Il pubblico prende posto: c’è chi si guarda e soffoca una risata con il vicino, chi ha lo sguardo basso ma ha il volto flashato dalla luce di uno smartphone, o chi addirittura ne approfitta per ricalcare il rossetto. Lo spettacolo è già iniziato e nessuno lo sa. Dalla prima all’ultima fila, tutti si guardano allo specchio e osservano il loro ‘doppio’, motivo ricorrente nella commedia plautina e efficace espediente teatrale capace di creare situazioni comiche ed esilaranti.
E pensare che nel Novecento basterà un naso leggermente storto a farci andare su di giri.
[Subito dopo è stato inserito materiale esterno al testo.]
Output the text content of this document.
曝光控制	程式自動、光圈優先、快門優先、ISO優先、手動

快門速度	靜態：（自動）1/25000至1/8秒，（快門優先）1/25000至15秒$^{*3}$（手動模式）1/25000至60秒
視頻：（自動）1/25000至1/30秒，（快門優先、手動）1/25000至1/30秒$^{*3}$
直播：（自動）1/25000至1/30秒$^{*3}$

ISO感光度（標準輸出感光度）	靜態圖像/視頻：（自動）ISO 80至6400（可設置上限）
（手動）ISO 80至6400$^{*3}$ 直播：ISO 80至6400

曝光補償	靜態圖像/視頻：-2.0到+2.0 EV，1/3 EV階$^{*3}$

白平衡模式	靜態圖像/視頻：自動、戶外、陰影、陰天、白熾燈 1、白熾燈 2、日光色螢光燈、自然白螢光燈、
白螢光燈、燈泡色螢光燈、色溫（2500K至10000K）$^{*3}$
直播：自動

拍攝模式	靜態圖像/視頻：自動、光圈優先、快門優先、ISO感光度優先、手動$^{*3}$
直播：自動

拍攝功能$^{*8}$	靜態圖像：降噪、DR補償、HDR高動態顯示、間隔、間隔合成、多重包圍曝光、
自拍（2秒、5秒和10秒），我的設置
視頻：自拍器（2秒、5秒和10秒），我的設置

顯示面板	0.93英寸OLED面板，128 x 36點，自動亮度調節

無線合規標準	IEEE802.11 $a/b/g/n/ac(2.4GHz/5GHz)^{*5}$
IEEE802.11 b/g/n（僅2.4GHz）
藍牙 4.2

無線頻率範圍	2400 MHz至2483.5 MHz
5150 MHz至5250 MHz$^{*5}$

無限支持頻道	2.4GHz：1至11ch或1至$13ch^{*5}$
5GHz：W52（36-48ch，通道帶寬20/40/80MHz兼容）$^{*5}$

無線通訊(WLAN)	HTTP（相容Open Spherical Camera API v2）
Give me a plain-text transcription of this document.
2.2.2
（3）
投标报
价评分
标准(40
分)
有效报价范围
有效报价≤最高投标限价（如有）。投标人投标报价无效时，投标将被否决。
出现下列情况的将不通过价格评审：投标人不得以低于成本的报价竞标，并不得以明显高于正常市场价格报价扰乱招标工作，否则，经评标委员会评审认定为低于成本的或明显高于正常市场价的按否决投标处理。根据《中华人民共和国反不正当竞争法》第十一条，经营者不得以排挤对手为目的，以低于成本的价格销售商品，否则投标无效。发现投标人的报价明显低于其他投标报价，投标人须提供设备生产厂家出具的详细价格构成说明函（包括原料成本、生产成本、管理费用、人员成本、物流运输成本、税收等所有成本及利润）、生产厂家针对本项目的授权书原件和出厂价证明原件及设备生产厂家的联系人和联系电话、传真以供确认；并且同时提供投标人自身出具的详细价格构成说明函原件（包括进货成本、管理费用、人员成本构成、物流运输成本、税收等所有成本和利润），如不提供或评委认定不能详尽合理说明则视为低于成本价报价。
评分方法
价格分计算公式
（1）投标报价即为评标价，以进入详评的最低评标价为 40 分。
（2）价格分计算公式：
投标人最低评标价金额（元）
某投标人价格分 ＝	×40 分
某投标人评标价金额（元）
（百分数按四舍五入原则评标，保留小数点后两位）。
L’Amphitruo è la commedia dei simillimi per antonomasia, in cui due personaggi, identici come due gocce d’acqua, creano tutta una serie di divertenti equivoci. In questa fabula i simillimi sono quattro: Giove-Anfitrione (un versatile Giovanni Serratore) e Mercurio-Sosia, interpretato dall’istrionico Alessandro Lussiana. In questi ruoli è evidente il rimando a Puck e Oberon di Sogno d’una notte di mezza estate. Il Dio Mercurio, messaggero degli Dei in abiti succinti e tacchi fluo, nel prologo incanta e conduce gli spettatori all’interno dell’intrigo.
Giove desidera Alcmena e riesce a sedurla prendendo l’aspetto del marito Anfitrione, che sta guidando l’esercito in guerra. In questa versione, ambientata a Napoli nei giorni nostri, gli eserciti nemici diventano clan malavitosi che, a colpi di pistola e a suon di minacce, cercano di mantenere una posizione di potere all’interno della famiglia, condicio sine qua il rispetto dei clan rivali viene meno. Questo gioco sulle dinamiche di potere all’interno di un microcosmo come l’organizzazione criminale, viene raccontato in una scena/prequel non riconducibile ad alcuna versione antecedente, ma presente nella mitologia greca: Anfitrione (l’energico Michele Schiano di Cola) uccide Elettrione, il padre di Alcmena (una centrata Irene Grasso), e quest’ultima accetta di sposarlo a patto che vendichi i suoi fratelli, vittime di una faida familiare.
Nel rispetto delle simmetrie teatrali, anche Mercurio prende le sembianze di Sosia, servo fedele di Anfitrione (il bravissimo Michele Cipriani). Bromia, la serva di Alcmena interpretata dalla generosa e coraggiosa Nuvoletta Lucarelli, che sostituisce Demi Licata, prende più spazio rispetto alla versione plautina, così come avviene nella ripresa molieriana, da cui la regista ha tratto ulteriore spunto per l’evoluzione del ruolo.
Tanti sono i riferimenti da cui la scrittura drammaturgica è attraversata: da Shakespeare a Molière fino ad arrivare al tormentone filo-gomorriano “sta senza pensier” o alle canzoni neomelodiche che fanno baccano nel mondo degli umani. Singolare e emozionante il lavoro del musicista Michele Jamil Marzella, che gioca il ruolo della Notte (fedele alla riscrittura di Molière). Egli è in ascolto continuo con la scena e i suoi cambi mediante l’uso di due strumenti: il radong (una lunga tuba tibetana) che crea le atmosfere sospese del mondo degli Dei, in forte contrapposizione con quello degli uomini, rappresentato dal suono scuro e contaminato del trombone. Le luci di Vincent Longuemare creano spazi onirici, dove i personaggi diventano ombre che vagano in una notte perenne.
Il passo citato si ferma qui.